¿Edición física o edición digital?

29.09.2021

En la última década ha habido un aumento desorbitado de la edición de libros y novelas en formato digital, hasta el punto de que este formato, de sobra conocido por lectores, escritores y editores, ha propiciado que se cuestione la supervivencia del libro físico. Tal ha sido el crecimiento del formato electrónico que, si bien hay escritores y editores que sacan libros tan solo en formato físico o incluso en ambos formatos de forma simultánea, también son muchísimos -y cada vez más- los que publican tan solo en formato físico. Aunque a nivel personal no creo que el formato digital suponga una amenaza real para el tradicional, sí es cierto que cada uno supone una serie de ventajas e inconvenientes que es importante tener muy en cuenta a la hora de publicar. ¡Vamos a verlos!

FORMATO FÍSICO. El formato tradicional cuenta con un beneficio importantísimo: el tradicionalismo. Son muchos los lectores, entre los que me incluyo, que, pese a que también leen en formato electrónico, por lo general prefieren leer la edición física, sentir el tacto y el olor de las páginas y guardar el libro en la estantería. El romanticismo inherente a esto es, a veces, suficiente para vencer la batalla contra el libro digital.
Si hablamos de ventajas y desventajas, el libro físico cuenta con algunos beneficios evidentes: da a autores y editores presencia física en tiendas y eventos, para empezar, lo que ya de por sí conlleva una serie de beneficios sociales y comerciales muy importantes para todo escritor y para todo editor. Tan solo por esto, y en mi opinión, ya merece la pena la publicación en formato físico. Una innegable desventaja del formato físico es el hecho de que precisa una inversión inicial, y que, al final, el beneficio para el autor suele rondar en torno a un lamentable 10% del precio de venta del libro.

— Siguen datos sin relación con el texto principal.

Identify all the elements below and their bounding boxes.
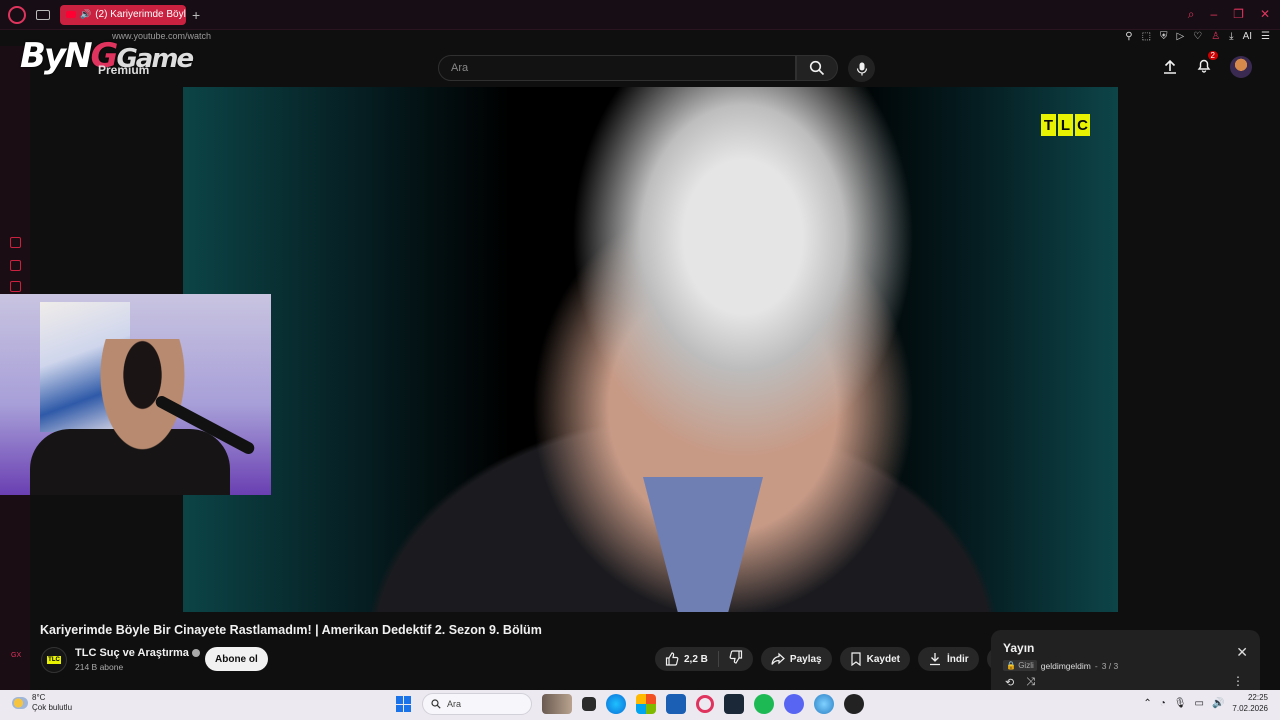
browser-tab-bar: 🔊 (2) Kariyerimde Böyle Bir Cinayete Ras… bbox=[0, 0, 1280, 30]
start-icon[interactable] bbox=[396, 696, 412, 712]
share-button[interactable]: Paylaş bbox=[760, 647, 832, 671]
channel-avatar[interactable]: TLC bbox=[41, 647, 67, 673]
temperature: 8°C bbox=[32, 693, 46, 702]
youtube-favicon-icon bbox=[66, 11, 76, 18]
like-button[interactable]: 2,2 B bbox=[655, 651, 719, 667]
download-icon[interactable]: ⤓ bbox=[1229, 31, 1233, 42]
edge-icon[interactable] bbox=[606, 694, 626, 714]
share-icon bbox=[771, 652, 785, 665]
profile-icon[interactable]: ♙ bbox=[1211, 31, 1220, 42]
verified-icon bbox=[191, 649, 200, 658]
browser-tab-active[interactable]: 🔊 (2) Kariyerimde Böyle Bir Cinayete Ras… bbox=[60, 4, 186, 25]
avatar[interactable] bbox=[1230, 56, 1252, 78]
weather-widget[interactable]: 8°C Çok bulutlu bbox=[12, 693, 72, 713]
chevron-up-icon[interactable]: ⌃ bbox=[1143, 698, 1151, 709]
taskbar-search[interactable]: Ara bbox=[422, 693, 532, 715]
bookmark-icon bbox=[851, 652, 861, 666]
search-tabs-icon[interactable]: ⌕ bbox=[1188, 7, 1195, 22]
like-count: 2,2 B bbox=[684, 653, 708, 665]
playlist-title: Yayın bbox=[1003, 641, 1035, 655]
task-view-icon[interactable] bbox=[582, 697, 596, 711]
youtube-header-actions: 2 bbox=[1162, 50, 1252, 78]
shuffle-icon[interactable]: ⤨ bbox=[1026, 676, 1035, 689]
network-app-icon[interactable] bbox=[814, 694, 834, 714]
playlist-panel: Yayın 🔒 Gizli geldimgeldim - 3 / 3 ✕ ⟲ ⤨… bbox=[991, 630, 1260, 690]
widgets-icon[interactable] bbox=[542, 694, 572, 714]
search-icon bbox=[809, 60, 825, 76]
snapshot-icon[interactable]: ⬚ bbox=[1142, 31, 1151, 42]
aria-ai-icon[interactable]: AI bbox=[1243, 31, 1252, 42]
upload-icon[interactable] bbox=[1162, 59, 1178, 75]
tlc-watermark: TLC bbox=[1041, 114, 1090, 136]
search-icon bbox=[431, 699, 441, 709]
panel-menu-icon[interactable]: ⋮ bbox=[1232, 674, 1244, 688]
discord-icon[interactable] bbox=[784, 694, 804, 714]
download-icon bbox=[929, 653, 940, 666]
video-actions: 2,2 B Paylaş Kaydet İndir ··· bbox=[655, 647, 1011, 671]
download-button[interactable]: İndir bbox=[917, 647, 979, 671]
microphone-icon bbox=[856, 62, 867, 75]
opera-gx-icon[interactable] bbox=[8, 5, 26, 24]
sidebar-history-icon[interactable] bbox=[10, 237, 21, 248]
loop-icon[interactable]: ⟲ bbox=[1005, 676, 1014, 689]
clock[interactable]: 22:25 7.02.2026 bbox=[1232, 692, 1268, 714]
network-icon[interactable]: ▭ bbox=[1195, 698, 1204, 709]
weather-condition: Çok bulutlu bbox=[32, 703, 73, 712]
spotify-icon[interactable] bbox=[754, 694, 774, 714]
player-icon[interactable]: ▷ bbox=[1177, 31, 1185, 42]
tab-title: (2) Kariyerimde Böyle Bir Cinayete Rastl… bbox=[95, 9, 186, 20]
tab-manager-icon[interactable] bbox=[36, 9, 50, 20]
dislike-button[interactable] bbox=[719, 649, 753, 669]
obs-icon[interactable] bbox=[844, 694, 864, 714]
channel-name[interactable]: TLC Suç ve Araştırma bbox=[75, 647, 200, 659]
opera-gx-taskbar-icon[interactable] bbox=[696, 695, 714, 713]
store-icon[interactable] bbox=[666, 694, 686, 714]
webcam-overlay bbox=[0, 294, 271, 495]
volume-icon[interactable]: 🔊 bbox=[1212, 698, 1224, 709]
thumbs-down-icon bbox=[729, 649, 743, 664]
playlist-channel[interactable]: geldimgeldim bbox=[1041, 661, 1091, 671]
sidebar-gx-label[interactable]: GX bbox=[11, 652, 21, 659]
playlist-controls: ⟲ ⤨ bbox=[1005, 676, 1035, 689]
sidebar-bag-icon[interactable] bbox=[10, 260, 21, 271]
youtube-premium-label[interactable]: Premium bbox=[98, 63, 149, 77]
subscribe-button[interactable]: Abone ol bbox=[205, 647, 268, 671]
microphone-tray-icon[interactable]: 🎙 bbox=[1174, 698, 1187, 709]
save-button[interactable]: Kaydet bbox=[839, 647, 910, 671]
extensions-toolbar: ⚲ ⬚ ⛨ ▷ ♡ ♙ ⤓ AI ☰ bbox=[1125, 31, 1270, 42]
new-tab-icon[interactable]: + bbox=[192, 7, 200, 23]
voice-search-button[interactable] bbox=[848, 55, 875, 82]
speaker-icon[interactable]: 🔊 bbox=[80, 9, 91, 20]
close-window-icon[interactable]: ✕ bbox=[1260, 7, 1270, 22]
system-tray: ⌃ ◔ 🎙 ▭ 🔊 22:25 7.02.2026 bbox=[1143, 692, 1268, 714]
restore-icon[interactable]: ❐ bbox=[1233, 7, 1244, 22]
streamer-head bbox=[95, 339, 190, 459]
copilot-icon[interactable] bbox=[636, 694, 656, 714]
heart-icon[interactable]: ♡ bbox=[1193, 31, 1202, 42]
minimize-icon[interactable]: – bbox=[1210, 7, 1217, 22]
search-input[interactable]: Ara bbox=[438, 55, 796, 81]
subscriber-count: 214 B abone bbox=[75, 662, 124, 672]
pin-icon[interactable]: ⚲ bbox=[1125, 31, 1132, 42]
menu-icon[interactable]: ☰ bbox=[1261, 31, 1270, 42]
search-button[interactable] bbox=[796, 55, 838, 81]
video-title: Kariyerimde Böyle Bir Cinayete Rastlamad… bbox=[40, 623, 542, 637]
like-dislike-group: 2,2 B bbox=[655, 647, 753, 671]
thumbs-up-icon bbox=[665, 652, 679, 666]
notifications-button[interactable]: 2 bbox=[1196, 50, 1218, 78]
lock-icon: 🔒 Gizli bbox=[1003, 660, 1037, 671]
taskbar-apps: Ara bbox=[396, 693, 864, 715]
sidebar-cube-icon[interactable] bbox=[10, 281, 21, 292]
close-panel-icon[interactable]: ✕ bbox=[1236, 644, 1248, 661]
steam-icon[interactable] bbox=[724, 694, 744, 714]
weather-icon bbox=[12, 697, 28, 709]
notification-badge: 2 bbox=[1207, 50, 1218, 60]
video-frame-shirt bbox=[643, 477, 763, 612]
video-player[interactable]: TLC TLC bbox=[183, 87, 1118, 612]
window-controls: ⌕ – ❐ ✕ bbox=[1188, 7, 1270, 22]
shield-icon[interactable]: ⛨ bbox=[1160, 31, 1168, 42]
tray-app-icon[interactable]: ◔ bbox=[1160, 698, 1166, 709]
playlist-meta: 🔒 Gizli geldimgeldim - 3 / 3 bbox=[1003, 660, 1118, 671]
playlist-position: 3 / 3 bbox=[1101, 660, 1119, 671]
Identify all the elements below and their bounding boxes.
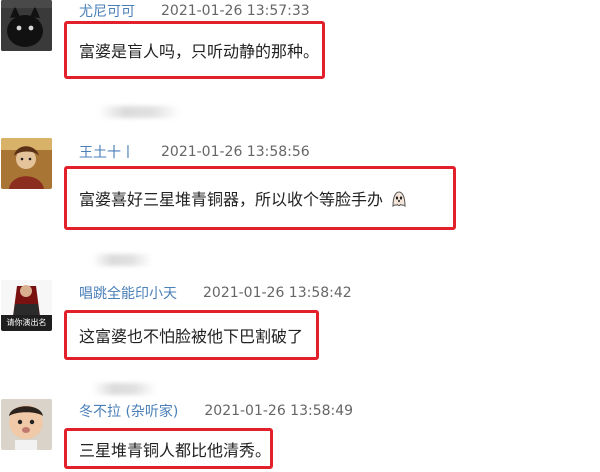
comment-meta: 冬不拉 (杂听家) 2021-01-26 13:58:49 (79, 400, 353, 422)
comment-thread: 尤尼可可 2021-01-26 13:57:33 富婆是盲人吗，只听动静的那种。… (0, 0, 600, 472)
ghost-emoji-icon (390, 190, 408, 208)
username-link[interactable]: 尤尼可可 (79, 1, 135, 21)
highlighted-comment-box: 富婆喜好三星堆青铜器，所以收个等脸手办 (64, 166, 456, 230)
highlighted-comment-box: 这富婆也不怕脸被他下巴割破了 (64, 310, 319, 360)
comment-text: 这富婆也不怕脸被他下巴割破了 (79, 327, 304, 346)
avatar[interactable] (1, 0, 52, 51)
highlighted-comment-box: 三星堆青铜人都比他清秀。 (64, 428, 273, 469)
comment-meta: 尤尼可可 2021-01-26 13:57:33 (79, 0, 310, 22)
comment-meta: 唱跳全能印小天 2021-01-26 13:58:42 (79, 282, 352, 304)
blurred-reply-preview (92, 383, 156, 395)
blurred-reply-preview (92, 254, 152, 266)
ghost-emoji-svg (392, 191, 406, 208)
comment-text: 富婆喜好三星堆青铜器，所以收个等脸手办 (79, 190, 384, 209)
avatar[interactable] (1, 138, 52, 189)
avatar[interactable] (1, 399, 52, 450)
painted-portrait-avatar-icon (1, 138, 52, 189)
timestamp: 2021-01-26 13:58:56 (161, 144, 310, 160)
comment-item: 王土十丨 2021-01-26 13:58:56 富婆喜好三星堆青铜器，所以收个… (0, 138, 600, 238)
comment-item: 冬不拉 (杂听家) 2021-01-26 13:58:49 三星堆青铜人都比他清… (0, 399, 600, 472)
black-cat-avatar-icon (1, 0, 52, 51)
comment-text: 富婆是盲人吗，只听动静的那种。 (79, 42, 320, 61)
timestamp: 2021-01-26 13:57:33 (161, 3, 310, 19)
comment-text: 三星堆青铜人都比他清秀。 (79, 440, 272, 460)
username-link[interactable]: 唱跳全能印小天 (79, 283, 177, 303)
comment-text-wrap: 富婆喜好三星堆青铜器，所以收个等脸手办 (79, 186, 408, 210)
timestamp: 2021-01-26 13:58:42 (203, 285, 352, 301)
username-link[interactable]: 冬不拉 (杂听家) (79, 401, 178, 421)
avatar[interactable]: 请你演出名 (1, 280, 52, 331)
avatar-caption: 请你演出名 (6, 318, 47, 327)
comment-item: 请你演出名 唱跳全能印小天 2021-01-26 13:58:42 这富婆也不怕… (0, 280, 600, 370)
comment-meta: 王土十丨 2021-01-26 13:58:56 (79, 141, 310, 163)
highlighted-comment-box: 富婆是盲人吗，只听动静的那种。 (64, 21, 325, 79)
username-link[interactable]: 王土十丨 (79, 142, 135, 162)
timestamp: 2021-01-26 13:58:49 (204, 403, 354, 419)
blurred-reply-preview (98, 106, 180, 118)
comment-item: 尤尼可可 2021-01-26 13:57:33 富婆是盲人吗，只听动静的那种。 (0, 0, 600, 90)
toddler-avatar-icon (1, 399, 52, 450)
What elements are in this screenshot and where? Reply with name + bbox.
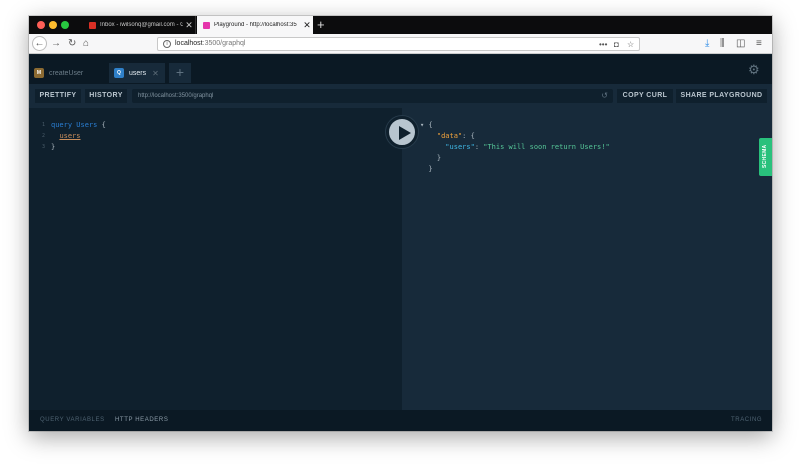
browser-tab-strip: Inbox - iwilsonq@gmail.com - G ✕ Playgro… <box>29 16 772 34</box>
browser-tab-playground[interactable]: Playground - http://localhost:35 ✕ <box>197 16 313 34</box>
back-button[interactable]: ← <box>32 36 47 51</box>
maximize-window-button[interactable] <box>61 21 69 29</box>
add-tab-button[interactable]: + <box>169 63 191 83</box>
playground-tab-createuser[interactable]: M createUser <box>29 63 105 83</box>
page-actions-icon[interactable]: ••• <box>599 38 607 51</box>
endpoint-input[interactable]: http://localhost:3500/graphql ↺ <box>132 89 613 103</box>
refresh-schema-icon[interactable]: ↺ <box>601 89 608 103</box>
browser-window: Inbox - iwilsonq@gmail.com - G ✕ Playgro… <box>29 16 772 431</box>
minimize-window-button[interactable] <box>49 21 57 29</box>
query-keyword: query <box>51 121 73 129</box>
prettify-button[interactable]: PRETTIFY <box>35 89 81 103</box>
json-string: "This will soon return Users!" <box>483 143 610 151</box>
info-icon[interactable]: i <box>163 40 171 48</box>
result-line: } <box>420 165 433 173</box>
tracing-tab[interactable]: TRACING <box>731 417 762 423</box>
query-variables-tab[interactable]: QUERY VARIABLES <box>40 417 105 423</box>
code-line: 2 users <box>29 131 106 142</box>
execute-query-button[interactable] <box>386 116 418 148</box>
new-tab-button[interactable]: + <box>317 17 325 33</box>
line-number: 2 <box>41 133 45 139</box>
bottom-panel-bar: QUERY VARIABLES HTTP HEADERS TRACING <box>29 410 772 431</box>
home-button[interactable]: ⌂ <box>83 37 89 51</box>
line-number: 3 <box>41 144 45 150</box>
reload-button[interactable]: ↻ <box>68 37 76 51</box>
operation-name: Users <box>76 121 98 129</box>
line-number: 1 <box>41 122 45 128</box>
query-field: users <box>59 132 81 140</box>
settings-gear-icon[interactable]: ⚙ <box>748 62 760 78</box>
browser-tab-title: Playground - http://localhost:35 <box>214 22 297 28</box>
copy-curl-button[interactable]: COPY CURL <box>617 89 673 103</box>
result-json: ▾ { "data": { "users": "This will soon r… <box>420 120 610 175</box>
history-button[interactable]: HISTORY <box>85 89 127 103</box>
downloads-icon[interactable]: ⤓ <box>705 37 709 51</box>
tab-label: createUser <box>49 69 84 77</box>
json-key: "data" <box>436 132 463 140</box>
browser-tab-inbox[interactable]: Inbox - iwilsonq@gmail.com - G ✕ <box>83 16 196 34</box>
navigation-bar: ← → ↻ ⌂ i localhost:3500/graphql ••• ◘ ☆… <box>29 34 772 54</box>
query-editor[interactable]: 1 query Users { 2 users 3 } <box>29 108 402 410</box>
close-tab-icon[interactable]: ✕ <box>152 69 159 78</box>
play-icon <box>399 126 411 140</box>
query-code[interactable]: 1 query Users { 2 users 3 } <box>29 120 106 153</box>
result-line: ▾ { <box>420 121 433 129</box>
close-window-button[interactable] <box>37 21 45 29</box>
playground-icon <box>203 21 210 29</box>
query-badge: Q <box>114 68 124 78</box>
sidebar-icon[interactable]: ◫ <box>736 37 745 51</box>
schema-tab[interactable]: SCHEMA <box>759 138 772 176</box>
close-tab-icon[interactable]: ✕ <box>301 20 313 31</box>
library-icon[interactable]: ⫼ <box>720 37 725 51</box>
close-tab-icon[interactable]: ✕ <box>183 20 195 31</box>
code-line: 1 query Users { <box>29 120 106 131</box>
share-playground-button[interactable]: SHARE PLAYGROUND <box>676 89 767 103</box>
tab-label: users <box>129 69 147 77</box>
result-pane: ▾ { "data": { "users": "This will soon r… <box>402 108 772 410</box>
result-line: } <box>420 154 442 162</box>
endpoint-url: http://localhost:3500/graphql <box>138 93 214 99</box>
result-line: "users": "This will soon return Users!" <box>445 143 610 151</box>
http-headers-tab[interactable]: HTTP HEADERS <box>115 417 168 423</box>
url-bar[interactable]: i localhost:3500/graphql ••• ◘ ☆ <box>157 37 640 51</box>
schema-label: SCHEMA <box>762 144 768 168</box>
pocket-icon[interactable]: ◘ <box>614 38 619 51</box>
playground-tab-users[interactable]: Q users ✕ <box>109 63 165 83</box>
playground-tab-bar: M createUser Q users ✕ + <box>29 55 772 84</box>
gmail-icon <box>89 21 96 29</box>
json-key: "users" <box>445 143 475 151</box>
result-line: "data": { <box>436 132 475 140</box>
forward-button[interactable]: → <box>51 37 61 51</box>
playground-toolbar: PRETTIFY HISTORY http://localhost:3500/g… <box>29 84 772 108</box>
browser-tab-title: Inbox - iwilsonq@gmail.com - G <box>100 22 183 28</box>
menu-icon[interactable]: ≡ <box>756 37 762 51</box>
url-text[interactable]: localhost:3500/graphql <box>175 40 245 47</box>
code-line: 3 } <box>29 142 106 153</box>
mutation-badge: M <box>34 68 44 78</box>
close-brace: } <box>51 143 56 151</box>
open-brace: { <box>101 121 106 129</box>
bookmark-star-icon[interactable]: ☆ <box>627 38 634 51</box>
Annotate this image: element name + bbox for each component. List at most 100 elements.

Es frecuente que la venta de un libro en formato digital suponga los mismos o incluso mayores beneficios para el autor que el de un libro en formato físico, y estoy hablando de casos en los que el primero costaría unos 3 € y el segundo no menos de 15 €. Así, claro, hay que pensárselo.
Además existe una lamentable tendencia a menospreciar toda obra que tan solo es editada en formato digital, menosprecio que, por extensión, afecta también al autor y a la editorial, y provoca la falsa realidad de que la obra es menos obra que una publicada en formato físico, y el autor es también menos autor. Esto, naturalmente, tiene una explicación, o, en este caso, un culpable: las incontables aberraciones que ven la luz en formato digital a causa de plataformas como Amazon, en las que cualquiera puede publicar lo que quiera (otra cosa es que se venda y se lea). Una infinidad de horribles novelitas mal escritas, peor editadas y llenas de faltas de ortografía han hecho que, al final, trabajar solo con formato digital implique mala reputación para el autor o editorial.  

FORMATO DIGITAL. La principal e innegable ventaja del formato digital es lo accesible que resulta y lo fácil que es publicar así, sobre todo cuando, como es mi caso, el autor puede ocuparse de realizar una buena corrección de la obra y tiene suficientes conocimientos de maquetación y de diseño de portadas como para poder realizar todo el trabajo. A esta ventaja hay que añadir un bajo precio de venta y un alto porcentaje de beneficios, lo que hace que, al final, la venta de un libro digital suponga los mismos o mayores beneficios que la de un libro físico. Además, el hecho de poder editar sin invertir dinero es también una gran ventaja.
El principal problema, tal y como hemos comentado, es la mala reputación de este formato, al que se une el no disponer de un producto físico que ofrecer en eventos y tiendas. Con todo hay dos ventajas extras que, si se sabe lo que se hace, pueden compensar esto con creces: el fácil acceso virtual al inmenso mercado de habla hispana que supone América del Sur y las enormes posibilidades del marketing digital y de la venta on-line, sobre todo a través de redes sociales.

Pese a todo, mi opinión respecto a este debate es clara: ¿Por qué elegir? ¡Cada uno de estos formatos cuentan con ventajas que anulan la mayor parte de los inconvenientes del otro! Lo mejor, por supuesto, es combinar ambos. ¿Para qué elegir, cuando puedes tenerlo todo?